Put your favorite cannabis company in contact with nonprofits that will accept their funding, or suggest they open their own! While limited, there are bodies working to make sure cannabis is societally beneficial. KindColorado is a company that connects cannabis companies with local nonprofits, and more states could use that kind of service. Grow For Vets is an example of a direct charity that helps veterans get medical marijuana. After experiencing the limitations of the charity industry, Organa partnered with the foundation, Growing Hope to distribute funds raised to the cannabis-hosting communities in need. With a little digging, the right avenue for cannabis to give back can be found or paved on its own.

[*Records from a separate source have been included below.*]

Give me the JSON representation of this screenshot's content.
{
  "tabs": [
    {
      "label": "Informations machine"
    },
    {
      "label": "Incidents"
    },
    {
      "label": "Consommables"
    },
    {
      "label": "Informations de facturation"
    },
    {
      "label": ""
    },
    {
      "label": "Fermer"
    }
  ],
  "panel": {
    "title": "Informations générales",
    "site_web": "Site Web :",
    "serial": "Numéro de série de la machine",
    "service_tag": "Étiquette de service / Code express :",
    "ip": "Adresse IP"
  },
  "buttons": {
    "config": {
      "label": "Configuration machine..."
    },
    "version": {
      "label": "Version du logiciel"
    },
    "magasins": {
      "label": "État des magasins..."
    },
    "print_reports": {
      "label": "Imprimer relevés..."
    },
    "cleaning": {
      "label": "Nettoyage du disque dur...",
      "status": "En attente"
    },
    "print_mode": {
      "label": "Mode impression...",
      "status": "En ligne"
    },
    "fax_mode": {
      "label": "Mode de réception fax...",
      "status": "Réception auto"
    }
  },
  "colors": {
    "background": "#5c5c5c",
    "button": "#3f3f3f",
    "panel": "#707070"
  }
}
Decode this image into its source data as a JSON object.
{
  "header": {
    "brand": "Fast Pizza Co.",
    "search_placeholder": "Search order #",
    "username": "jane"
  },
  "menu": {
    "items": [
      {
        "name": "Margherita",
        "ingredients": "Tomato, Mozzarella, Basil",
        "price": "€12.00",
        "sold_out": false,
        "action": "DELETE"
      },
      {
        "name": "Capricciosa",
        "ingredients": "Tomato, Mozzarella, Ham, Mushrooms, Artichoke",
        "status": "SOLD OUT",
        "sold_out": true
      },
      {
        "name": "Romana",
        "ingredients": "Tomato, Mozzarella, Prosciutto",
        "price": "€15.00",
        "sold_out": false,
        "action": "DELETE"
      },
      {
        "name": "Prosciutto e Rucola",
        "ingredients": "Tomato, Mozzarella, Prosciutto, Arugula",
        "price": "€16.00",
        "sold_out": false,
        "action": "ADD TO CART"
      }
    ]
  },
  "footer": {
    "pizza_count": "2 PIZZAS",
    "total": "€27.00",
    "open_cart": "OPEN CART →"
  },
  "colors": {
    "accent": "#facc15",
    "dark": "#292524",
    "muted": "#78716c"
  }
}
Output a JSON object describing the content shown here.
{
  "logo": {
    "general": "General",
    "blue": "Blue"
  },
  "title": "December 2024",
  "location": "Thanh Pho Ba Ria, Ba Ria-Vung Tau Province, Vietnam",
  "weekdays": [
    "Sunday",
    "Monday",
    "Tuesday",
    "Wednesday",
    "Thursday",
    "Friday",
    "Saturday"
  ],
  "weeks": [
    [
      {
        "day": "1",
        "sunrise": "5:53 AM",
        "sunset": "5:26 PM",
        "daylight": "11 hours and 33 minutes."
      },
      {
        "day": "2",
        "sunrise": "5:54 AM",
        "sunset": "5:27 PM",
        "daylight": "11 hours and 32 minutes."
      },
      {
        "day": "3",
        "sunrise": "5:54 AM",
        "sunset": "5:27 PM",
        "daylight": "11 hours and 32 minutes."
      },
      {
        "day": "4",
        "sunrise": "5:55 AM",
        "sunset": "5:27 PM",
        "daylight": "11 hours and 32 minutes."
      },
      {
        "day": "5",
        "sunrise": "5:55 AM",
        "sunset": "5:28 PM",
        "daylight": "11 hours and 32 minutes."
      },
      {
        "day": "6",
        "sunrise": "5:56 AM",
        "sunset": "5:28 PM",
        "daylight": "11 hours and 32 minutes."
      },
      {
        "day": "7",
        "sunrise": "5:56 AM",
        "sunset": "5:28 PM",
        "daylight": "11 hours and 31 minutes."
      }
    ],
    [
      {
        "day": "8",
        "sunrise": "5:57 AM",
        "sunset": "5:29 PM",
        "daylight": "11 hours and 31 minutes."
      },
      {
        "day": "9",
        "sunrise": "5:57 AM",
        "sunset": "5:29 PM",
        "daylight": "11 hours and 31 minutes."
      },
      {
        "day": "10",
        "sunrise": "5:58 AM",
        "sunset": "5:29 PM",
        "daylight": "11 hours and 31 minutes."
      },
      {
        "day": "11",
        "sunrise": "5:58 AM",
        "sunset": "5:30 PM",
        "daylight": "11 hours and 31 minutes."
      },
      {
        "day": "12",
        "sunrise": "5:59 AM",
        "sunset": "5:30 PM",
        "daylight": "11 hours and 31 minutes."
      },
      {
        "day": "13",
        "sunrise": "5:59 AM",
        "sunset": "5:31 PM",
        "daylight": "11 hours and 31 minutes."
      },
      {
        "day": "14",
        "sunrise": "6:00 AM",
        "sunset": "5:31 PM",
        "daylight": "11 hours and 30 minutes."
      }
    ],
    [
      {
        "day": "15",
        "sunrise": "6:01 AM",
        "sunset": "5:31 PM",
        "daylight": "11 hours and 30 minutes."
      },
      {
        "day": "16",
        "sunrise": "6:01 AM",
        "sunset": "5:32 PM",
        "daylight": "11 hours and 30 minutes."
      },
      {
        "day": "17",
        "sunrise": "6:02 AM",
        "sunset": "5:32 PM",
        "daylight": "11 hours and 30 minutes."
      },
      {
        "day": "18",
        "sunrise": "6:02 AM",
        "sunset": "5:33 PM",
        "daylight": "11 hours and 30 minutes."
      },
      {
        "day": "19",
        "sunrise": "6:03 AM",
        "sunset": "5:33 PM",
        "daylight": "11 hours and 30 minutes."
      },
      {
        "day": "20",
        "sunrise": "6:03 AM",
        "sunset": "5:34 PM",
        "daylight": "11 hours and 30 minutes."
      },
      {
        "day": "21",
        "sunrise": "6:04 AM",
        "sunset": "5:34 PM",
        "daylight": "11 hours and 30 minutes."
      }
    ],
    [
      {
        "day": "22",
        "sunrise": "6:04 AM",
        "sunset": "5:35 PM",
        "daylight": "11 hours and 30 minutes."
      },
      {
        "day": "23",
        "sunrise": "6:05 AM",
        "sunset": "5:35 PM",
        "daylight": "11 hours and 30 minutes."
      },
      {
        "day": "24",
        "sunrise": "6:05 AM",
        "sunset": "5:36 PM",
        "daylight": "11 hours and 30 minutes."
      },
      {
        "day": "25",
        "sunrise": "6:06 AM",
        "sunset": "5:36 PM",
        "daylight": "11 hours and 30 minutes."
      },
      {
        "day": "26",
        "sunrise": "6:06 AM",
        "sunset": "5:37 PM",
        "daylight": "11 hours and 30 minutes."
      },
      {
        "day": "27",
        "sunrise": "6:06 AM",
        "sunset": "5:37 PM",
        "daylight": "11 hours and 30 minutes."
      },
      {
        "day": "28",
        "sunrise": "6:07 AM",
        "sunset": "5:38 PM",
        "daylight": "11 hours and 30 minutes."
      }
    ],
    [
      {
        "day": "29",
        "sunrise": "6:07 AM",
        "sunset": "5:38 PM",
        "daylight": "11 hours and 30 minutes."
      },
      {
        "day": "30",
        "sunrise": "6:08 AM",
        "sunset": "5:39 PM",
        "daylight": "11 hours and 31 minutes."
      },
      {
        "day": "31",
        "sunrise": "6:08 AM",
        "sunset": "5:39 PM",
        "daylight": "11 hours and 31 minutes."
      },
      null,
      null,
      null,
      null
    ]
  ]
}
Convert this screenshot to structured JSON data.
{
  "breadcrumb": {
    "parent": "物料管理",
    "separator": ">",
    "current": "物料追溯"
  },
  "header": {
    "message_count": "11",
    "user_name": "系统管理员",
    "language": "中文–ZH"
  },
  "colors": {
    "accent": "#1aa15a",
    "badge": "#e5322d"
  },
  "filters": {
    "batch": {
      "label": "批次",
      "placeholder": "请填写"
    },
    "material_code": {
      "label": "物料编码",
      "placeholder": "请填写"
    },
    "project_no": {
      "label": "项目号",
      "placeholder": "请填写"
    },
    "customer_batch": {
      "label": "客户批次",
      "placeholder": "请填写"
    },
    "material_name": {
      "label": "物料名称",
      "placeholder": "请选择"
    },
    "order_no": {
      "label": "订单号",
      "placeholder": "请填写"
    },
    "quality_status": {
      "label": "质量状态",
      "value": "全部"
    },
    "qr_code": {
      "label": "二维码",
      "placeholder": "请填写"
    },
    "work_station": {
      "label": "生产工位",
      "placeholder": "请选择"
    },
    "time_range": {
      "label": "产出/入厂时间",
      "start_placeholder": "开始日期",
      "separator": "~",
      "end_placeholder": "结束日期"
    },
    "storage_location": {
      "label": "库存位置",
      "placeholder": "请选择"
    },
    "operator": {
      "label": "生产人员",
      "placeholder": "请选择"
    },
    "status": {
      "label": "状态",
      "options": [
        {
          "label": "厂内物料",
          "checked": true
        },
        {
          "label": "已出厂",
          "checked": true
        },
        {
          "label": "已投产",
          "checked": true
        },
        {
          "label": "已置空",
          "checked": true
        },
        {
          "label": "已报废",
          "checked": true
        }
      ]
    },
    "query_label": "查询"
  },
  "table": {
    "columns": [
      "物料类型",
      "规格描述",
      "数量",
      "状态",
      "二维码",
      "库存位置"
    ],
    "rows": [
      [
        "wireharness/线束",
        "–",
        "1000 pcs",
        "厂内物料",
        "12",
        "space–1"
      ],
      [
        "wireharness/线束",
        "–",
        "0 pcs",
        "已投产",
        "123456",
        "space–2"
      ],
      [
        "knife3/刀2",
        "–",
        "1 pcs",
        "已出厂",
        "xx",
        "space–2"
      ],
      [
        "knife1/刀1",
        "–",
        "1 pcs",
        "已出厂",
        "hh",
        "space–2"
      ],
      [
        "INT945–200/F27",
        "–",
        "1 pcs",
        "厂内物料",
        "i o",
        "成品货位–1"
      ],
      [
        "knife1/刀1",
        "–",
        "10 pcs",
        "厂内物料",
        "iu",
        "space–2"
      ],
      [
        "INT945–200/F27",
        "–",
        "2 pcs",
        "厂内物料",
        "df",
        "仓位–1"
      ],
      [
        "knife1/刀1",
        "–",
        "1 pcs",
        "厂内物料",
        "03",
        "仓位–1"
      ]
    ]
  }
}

Personally, I love grassroots campaigns that focus on cultivating a strong sense of local pride and togetherness. Cannabis businesses can maintain parks and keep trash from flooding their streets. Being knowledgeable in agriculture gives a big leg up on creating community gardens. Providing funds to create housing for the homeless, or even hire individuals who have struggled to find work. For some communities, cannabis has more than a moral obligation to give back, it is a requirement for the terms of their operation. Oakland, California and Thornton, Colorado have taken measures to ensure their local cannabusinesses are bettering the area, not decreasing its value. Having employees participate in local projects, like Bloom Farms’ initiative to assist Northern California food banks, is an easy way to demonstrate community value. Other companies have sought to improve circumstances that deeply affected owners, like Good Chemistry Nurseries’ donations of medical cannabis to AIDs patients and LGBTQ advocacy groups, in addition to donating toward Denver Rescue Mission for homelessness,  and Ray of Hope Cancer Foundation. Even if foundations will not publicly accept cannabis companies as donors, owners can privately contribute to projects, such as the construction of the Ruby Hill Park amphitheater in Denver from Colorado Harvest Companies’ CEO Tim Cullen.

With a touch of creativity and any desire to help out, the cannabis industry is in an important position to use its products and power to make the world even just a little bit better. Think about supporting one of these brands when doing your holiday shopping this year, and you too can feel good about your consumership!